Telecom & Wireless

Sprint Does Not Deserve More Money

Sprint-Nextel (NYSE: S) does not deserve the money it soon will request from Wall St. The company caused consternation among investors last week when its management said the firm would need more capital to build its infrastructure. Sprint shares dropped 20%, and the company has a market value of only $7 billion, down over 80% in the past five years.

Sprint is among companies, such as Borders and Eastman Kodak (NYSE: EK), that for years promised investor returns were just around the corner. Instead, Sprint has lost money for four years, bled subscribers and seen revenue fall from $40.1 billion in 2007 to $32.6 billion last year. The company argues that because it is number three in the wireless carrier industry in the U.S., behind AT&T (NYSE: T) and Verizon Wireless (NYSE: VZ), that it is at a disadvantage. The third place companies in other markets do not always fail. Investors need to look no further than Chrysler or JPMorgan (NYSE: JPM) to find corporations that have made money as they sit behind larger rivals.

The alternative to a Wall St. rejection of Sprint’s need for capital would be a restructuring or Chapter 11. This would allow the Sprint network and customer base to be sold without the company’s $16 billion long-term debt load. It would allow investors to recapitalize WiMax company Clearwire (NASDAQ: CLWR), half owned by Sprint, which has spent half of the $1.8 billion it had at the start of the year. Or, if WiMax is not the future of 4G, Clearwire could be closed and Sprint could operate on the same LTE 4G infrastructure that its rivals use.

Sprint has made several strategic decisions that have caused its current broad problems. It gambled that WiMax would bring in customers for its 4G service because the system was in the market before LTE. It turned out that most consumers would not leave their 3G service, perhaps because it is the backbone that Apple’s (NASDAQ: AAPL) iPhone operates on. Sprint did not buy T-Mobile. The number four U.S. wireless carrier works on a different infrastructure than Sprint does. Yet, that did not keep Sprint from adding subscribers when it bought Nextel five years ago.

Sprint also made no attempt to sell itself. Deutsch Telekom, which owns T-Mobile, would have been a candidate. And Sprint was approached by South Korean telecom interests after it bought Nextel. The Sprint board rejected the overtures.

Sprint’s board of directors is also one of the most entrenched among major U.S. companies in terms of board membership tenure. This probably has helped CEO Dan Hesse to keep his job when fresh talent might have better stewarded the company.

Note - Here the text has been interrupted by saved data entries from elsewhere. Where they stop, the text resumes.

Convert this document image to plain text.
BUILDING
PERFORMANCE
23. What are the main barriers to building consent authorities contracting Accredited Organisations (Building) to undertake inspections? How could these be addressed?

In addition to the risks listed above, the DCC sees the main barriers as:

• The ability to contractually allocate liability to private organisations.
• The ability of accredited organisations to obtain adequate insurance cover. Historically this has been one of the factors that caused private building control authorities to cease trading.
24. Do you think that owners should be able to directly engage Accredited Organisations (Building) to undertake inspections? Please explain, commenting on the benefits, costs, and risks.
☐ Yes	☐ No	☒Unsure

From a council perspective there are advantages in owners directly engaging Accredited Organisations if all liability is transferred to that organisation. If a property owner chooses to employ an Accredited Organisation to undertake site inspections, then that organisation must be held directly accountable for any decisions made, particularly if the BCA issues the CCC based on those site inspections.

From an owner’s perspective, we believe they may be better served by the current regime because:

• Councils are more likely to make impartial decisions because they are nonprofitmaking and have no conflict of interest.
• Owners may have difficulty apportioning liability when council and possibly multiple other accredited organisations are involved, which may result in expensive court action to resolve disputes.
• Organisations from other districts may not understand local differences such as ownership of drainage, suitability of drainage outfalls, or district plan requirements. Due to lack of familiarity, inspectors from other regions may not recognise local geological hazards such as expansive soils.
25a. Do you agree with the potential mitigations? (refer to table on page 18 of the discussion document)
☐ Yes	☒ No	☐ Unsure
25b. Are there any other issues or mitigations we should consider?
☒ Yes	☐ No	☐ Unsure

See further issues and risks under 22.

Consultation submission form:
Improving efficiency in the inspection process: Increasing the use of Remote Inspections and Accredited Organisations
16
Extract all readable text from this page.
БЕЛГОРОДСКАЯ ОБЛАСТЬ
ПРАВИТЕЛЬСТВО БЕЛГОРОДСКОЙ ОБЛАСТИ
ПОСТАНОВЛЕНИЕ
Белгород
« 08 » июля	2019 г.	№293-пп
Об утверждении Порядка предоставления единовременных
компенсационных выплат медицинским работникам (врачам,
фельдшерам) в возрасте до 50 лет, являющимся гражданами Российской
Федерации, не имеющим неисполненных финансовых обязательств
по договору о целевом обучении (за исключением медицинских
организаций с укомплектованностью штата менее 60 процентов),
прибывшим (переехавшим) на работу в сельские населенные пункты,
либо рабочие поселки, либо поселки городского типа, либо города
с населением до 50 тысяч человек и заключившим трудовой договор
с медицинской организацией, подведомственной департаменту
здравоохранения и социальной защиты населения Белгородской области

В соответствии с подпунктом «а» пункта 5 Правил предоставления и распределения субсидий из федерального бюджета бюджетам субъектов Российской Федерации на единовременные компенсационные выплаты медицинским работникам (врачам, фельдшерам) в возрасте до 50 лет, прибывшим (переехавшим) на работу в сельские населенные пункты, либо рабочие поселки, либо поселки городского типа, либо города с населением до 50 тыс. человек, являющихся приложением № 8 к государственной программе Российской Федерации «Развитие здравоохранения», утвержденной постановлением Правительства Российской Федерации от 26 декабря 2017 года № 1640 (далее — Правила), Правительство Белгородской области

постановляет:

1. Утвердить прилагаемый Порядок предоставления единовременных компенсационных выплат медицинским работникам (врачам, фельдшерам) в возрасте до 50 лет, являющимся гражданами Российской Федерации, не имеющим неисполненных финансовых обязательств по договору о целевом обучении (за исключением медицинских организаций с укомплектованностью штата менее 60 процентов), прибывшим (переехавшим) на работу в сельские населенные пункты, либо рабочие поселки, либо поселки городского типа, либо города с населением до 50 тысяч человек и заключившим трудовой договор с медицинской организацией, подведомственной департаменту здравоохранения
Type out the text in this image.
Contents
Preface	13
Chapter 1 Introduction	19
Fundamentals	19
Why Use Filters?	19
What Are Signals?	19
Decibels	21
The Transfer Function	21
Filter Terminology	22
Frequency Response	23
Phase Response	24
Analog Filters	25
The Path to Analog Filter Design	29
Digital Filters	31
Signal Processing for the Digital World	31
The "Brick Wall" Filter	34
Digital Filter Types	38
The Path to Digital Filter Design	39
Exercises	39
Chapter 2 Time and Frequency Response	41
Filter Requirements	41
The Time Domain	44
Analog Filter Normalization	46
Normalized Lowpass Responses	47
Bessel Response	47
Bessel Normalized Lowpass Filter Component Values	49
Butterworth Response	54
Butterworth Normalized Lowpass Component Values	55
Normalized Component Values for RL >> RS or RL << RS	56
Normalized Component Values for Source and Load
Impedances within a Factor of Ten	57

Sprint has the opportunity to restructure now for the same reason Kodak does. It has nearly destroyed the value of the company. A final step into restructuring would take its stock to near zero. And it would allow the corporation’s assets to move into what are likely to be better hands. Then Sprint has the opportunity to be a viable operation that can take proper advantage of its position in the world’s second largest wireless market.